In March 1918, Arthur Puttee and members of the Winnipeg Trades and Labour Congress (TLC) created the first branch of the Dominion Labour Party in Canada. The DLP was an ideological successor to various other reformist labour groups in Winnipeg, but was more explicitly socialist and actively cooperated with members of the Social Democratic Party of Canada. The Winnipeg local included such figures as Harry Veitch, Fred Tipping, and Member of the Legislative Assembly (MLA) Fred Dixon. In the years after its formation, the DLP would set up other branches in cities throughout the Canadian prairies. It never had a strong central organization, and was more of a network than an organized movement.
The Winnipeg General Strike of 1919 radicalized labour politics in Manitoba, and the DLP soon emerged as a much stronger force than the province's earlier labour parties had been. In the provincial election of 1920, the party formed an electoral alliance with the Socialist Party of Canada, the Social Democrats and a party representing returning ex-soldiers. Dixon easily topped the polled in Winnipeg, and eight other Labour MLAs were elected throughout the province (along with one Socialist and one Social Democrat).
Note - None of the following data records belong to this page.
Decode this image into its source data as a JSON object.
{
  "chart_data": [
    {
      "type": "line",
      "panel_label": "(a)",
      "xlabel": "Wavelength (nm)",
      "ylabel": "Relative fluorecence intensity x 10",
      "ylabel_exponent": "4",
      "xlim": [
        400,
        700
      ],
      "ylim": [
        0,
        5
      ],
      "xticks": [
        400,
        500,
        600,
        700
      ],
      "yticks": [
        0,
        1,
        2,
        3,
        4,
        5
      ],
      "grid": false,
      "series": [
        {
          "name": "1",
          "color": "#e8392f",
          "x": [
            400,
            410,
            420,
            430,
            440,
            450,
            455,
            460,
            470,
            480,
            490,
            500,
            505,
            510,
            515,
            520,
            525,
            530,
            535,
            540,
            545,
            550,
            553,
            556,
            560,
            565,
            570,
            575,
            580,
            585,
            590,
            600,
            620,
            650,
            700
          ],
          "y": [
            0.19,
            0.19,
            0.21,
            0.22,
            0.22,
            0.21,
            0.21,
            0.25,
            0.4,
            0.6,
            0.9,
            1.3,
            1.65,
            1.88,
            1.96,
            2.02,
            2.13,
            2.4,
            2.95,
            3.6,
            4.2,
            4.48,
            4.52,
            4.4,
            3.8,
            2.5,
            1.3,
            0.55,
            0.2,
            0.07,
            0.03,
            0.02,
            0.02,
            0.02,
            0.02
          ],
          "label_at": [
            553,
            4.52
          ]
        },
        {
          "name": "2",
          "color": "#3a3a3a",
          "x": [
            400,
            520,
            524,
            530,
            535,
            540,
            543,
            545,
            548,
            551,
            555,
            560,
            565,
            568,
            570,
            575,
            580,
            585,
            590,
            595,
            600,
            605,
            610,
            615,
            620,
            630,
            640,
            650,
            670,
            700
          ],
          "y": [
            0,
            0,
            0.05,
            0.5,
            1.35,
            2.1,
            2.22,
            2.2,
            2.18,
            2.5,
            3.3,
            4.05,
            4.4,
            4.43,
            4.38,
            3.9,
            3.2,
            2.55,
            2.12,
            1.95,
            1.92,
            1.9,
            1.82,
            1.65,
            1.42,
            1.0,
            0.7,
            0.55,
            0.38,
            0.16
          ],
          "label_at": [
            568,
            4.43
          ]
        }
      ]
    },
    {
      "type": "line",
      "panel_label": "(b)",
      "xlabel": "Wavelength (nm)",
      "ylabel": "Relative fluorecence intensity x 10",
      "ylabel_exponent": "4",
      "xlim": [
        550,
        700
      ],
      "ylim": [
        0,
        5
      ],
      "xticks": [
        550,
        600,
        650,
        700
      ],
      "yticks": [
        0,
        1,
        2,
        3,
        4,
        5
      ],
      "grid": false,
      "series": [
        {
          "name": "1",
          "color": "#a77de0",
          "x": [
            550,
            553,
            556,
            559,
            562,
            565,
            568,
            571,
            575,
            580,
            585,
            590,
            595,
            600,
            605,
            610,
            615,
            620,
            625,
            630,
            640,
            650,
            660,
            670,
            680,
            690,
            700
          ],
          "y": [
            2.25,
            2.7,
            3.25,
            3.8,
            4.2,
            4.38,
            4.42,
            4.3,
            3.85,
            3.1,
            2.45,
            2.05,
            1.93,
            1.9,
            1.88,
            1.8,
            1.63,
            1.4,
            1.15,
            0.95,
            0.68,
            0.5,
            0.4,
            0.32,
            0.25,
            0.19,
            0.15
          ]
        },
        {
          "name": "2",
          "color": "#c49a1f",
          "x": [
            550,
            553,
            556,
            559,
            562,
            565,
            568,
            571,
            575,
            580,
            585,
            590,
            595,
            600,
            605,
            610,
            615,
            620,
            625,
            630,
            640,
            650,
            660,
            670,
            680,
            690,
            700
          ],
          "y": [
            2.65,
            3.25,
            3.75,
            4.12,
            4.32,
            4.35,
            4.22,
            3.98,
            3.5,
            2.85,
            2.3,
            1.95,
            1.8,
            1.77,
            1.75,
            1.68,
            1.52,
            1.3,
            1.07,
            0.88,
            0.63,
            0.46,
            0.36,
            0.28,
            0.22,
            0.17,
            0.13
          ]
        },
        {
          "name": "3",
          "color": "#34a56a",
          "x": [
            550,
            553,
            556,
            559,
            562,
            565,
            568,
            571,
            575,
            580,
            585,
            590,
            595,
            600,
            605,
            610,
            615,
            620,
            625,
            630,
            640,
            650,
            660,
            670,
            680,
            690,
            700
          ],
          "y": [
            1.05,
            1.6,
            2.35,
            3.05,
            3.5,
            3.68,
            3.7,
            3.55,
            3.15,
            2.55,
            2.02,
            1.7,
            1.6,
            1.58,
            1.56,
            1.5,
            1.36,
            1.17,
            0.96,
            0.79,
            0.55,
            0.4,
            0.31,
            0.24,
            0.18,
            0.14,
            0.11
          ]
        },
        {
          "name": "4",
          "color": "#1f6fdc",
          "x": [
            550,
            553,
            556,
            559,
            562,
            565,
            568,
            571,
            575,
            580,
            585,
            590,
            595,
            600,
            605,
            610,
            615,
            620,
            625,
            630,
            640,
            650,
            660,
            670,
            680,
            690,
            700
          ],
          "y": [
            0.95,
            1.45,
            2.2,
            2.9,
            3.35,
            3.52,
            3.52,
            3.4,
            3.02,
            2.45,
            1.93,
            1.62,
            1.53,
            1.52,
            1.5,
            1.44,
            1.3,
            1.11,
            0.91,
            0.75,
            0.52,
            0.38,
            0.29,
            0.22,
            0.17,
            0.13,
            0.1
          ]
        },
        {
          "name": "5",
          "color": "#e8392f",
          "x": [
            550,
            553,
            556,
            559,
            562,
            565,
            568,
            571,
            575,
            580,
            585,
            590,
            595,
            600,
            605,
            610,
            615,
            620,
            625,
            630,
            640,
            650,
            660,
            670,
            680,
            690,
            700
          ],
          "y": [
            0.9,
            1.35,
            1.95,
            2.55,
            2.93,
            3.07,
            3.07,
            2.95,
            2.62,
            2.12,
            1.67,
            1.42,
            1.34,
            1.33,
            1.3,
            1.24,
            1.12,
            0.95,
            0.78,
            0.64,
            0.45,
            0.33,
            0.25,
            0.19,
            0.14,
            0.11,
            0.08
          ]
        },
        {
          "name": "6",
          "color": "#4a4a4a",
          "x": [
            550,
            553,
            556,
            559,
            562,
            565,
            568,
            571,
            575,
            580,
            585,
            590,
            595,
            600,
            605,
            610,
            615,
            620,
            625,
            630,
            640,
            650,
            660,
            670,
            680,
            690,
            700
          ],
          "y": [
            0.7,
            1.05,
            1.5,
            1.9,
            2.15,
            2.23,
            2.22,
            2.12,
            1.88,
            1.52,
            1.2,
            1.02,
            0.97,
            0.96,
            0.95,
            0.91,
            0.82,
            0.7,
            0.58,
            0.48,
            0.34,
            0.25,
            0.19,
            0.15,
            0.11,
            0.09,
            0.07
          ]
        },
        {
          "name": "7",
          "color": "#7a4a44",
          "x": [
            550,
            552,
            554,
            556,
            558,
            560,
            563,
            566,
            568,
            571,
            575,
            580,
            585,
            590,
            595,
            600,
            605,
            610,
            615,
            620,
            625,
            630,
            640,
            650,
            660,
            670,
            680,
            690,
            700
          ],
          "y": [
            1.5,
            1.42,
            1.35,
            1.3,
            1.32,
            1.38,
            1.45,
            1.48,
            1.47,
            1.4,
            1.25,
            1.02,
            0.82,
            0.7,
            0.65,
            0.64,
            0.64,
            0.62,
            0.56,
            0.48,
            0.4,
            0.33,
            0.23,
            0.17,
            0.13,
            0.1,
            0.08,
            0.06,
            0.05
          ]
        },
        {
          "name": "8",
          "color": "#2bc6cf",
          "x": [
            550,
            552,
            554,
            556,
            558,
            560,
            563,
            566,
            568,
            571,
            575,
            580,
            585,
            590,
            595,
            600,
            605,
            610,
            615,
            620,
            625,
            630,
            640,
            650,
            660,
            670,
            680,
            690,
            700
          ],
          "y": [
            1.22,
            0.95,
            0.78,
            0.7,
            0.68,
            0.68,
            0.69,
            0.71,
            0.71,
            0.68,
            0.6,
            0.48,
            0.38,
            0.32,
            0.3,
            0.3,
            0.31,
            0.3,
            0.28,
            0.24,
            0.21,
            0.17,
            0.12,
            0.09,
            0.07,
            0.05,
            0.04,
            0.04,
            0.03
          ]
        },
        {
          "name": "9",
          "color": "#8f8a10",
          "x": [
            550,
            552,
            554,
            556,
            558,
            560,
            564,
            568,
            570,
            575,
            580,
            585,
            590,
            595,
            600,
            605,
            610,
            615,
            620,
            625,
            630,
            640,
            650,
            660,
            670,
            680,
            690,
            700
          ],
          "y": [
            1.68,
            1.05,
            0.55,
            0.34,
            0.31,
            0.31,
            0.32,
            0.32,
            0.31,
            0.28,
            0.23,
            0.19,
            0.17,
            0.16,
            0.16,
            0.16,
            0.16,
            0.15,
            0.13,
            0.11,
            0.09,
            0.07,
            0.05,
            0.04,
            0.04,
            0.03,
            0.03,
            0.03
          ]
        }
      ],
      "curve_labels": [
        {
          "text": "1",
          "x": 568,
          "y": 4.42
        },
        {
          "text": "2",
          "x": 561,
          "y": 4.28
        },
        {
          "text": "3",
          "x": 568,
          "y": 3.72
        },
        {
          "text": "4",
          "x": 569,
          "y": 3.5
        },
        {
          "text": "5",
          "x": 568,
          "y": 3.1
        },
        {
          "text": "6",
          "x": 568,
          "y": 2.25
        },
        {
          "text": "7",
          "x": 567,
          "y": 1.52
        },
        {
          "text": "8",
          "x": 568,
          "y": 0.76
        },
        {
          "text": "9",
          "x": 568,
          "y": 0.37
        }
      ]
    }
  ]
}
Among the new Labour MLAs were William Ivens, then serving a prison sentence, and A. E. Smith, who later joined Communist Party of Canada. Strictly speaking, not all of these figures were elected as Dominion Labour Party candidates: Smith, though a member of the DLP, campaigned under the banner of the "Brandon Labour Party". The DLP, however, provided the basic framework around which the provincial campaign was based. Dixon was the unquestioned leader of the labour group in the legislature.
Late in 1920, the DLP split between followers of the American Federation of Labor and the One Big Union. When AFL supporters nominated an opponent of the General Strike as a DLP municipal candidate in Winnipeg, many others walked out and formed the rival Independent Labour Party. Dixon, who had previously been neutral, was the leader of the late 1920 walkout. Most other labour parliamentarians also left the DLP for the ILP, with Smith as the only prominent exception.
The ILP subsequently became the dominant labour party in Manitoba. The DLP aligned itself with the new Canadian Labour Party, and soon ceased to exist in the province as an independent organization.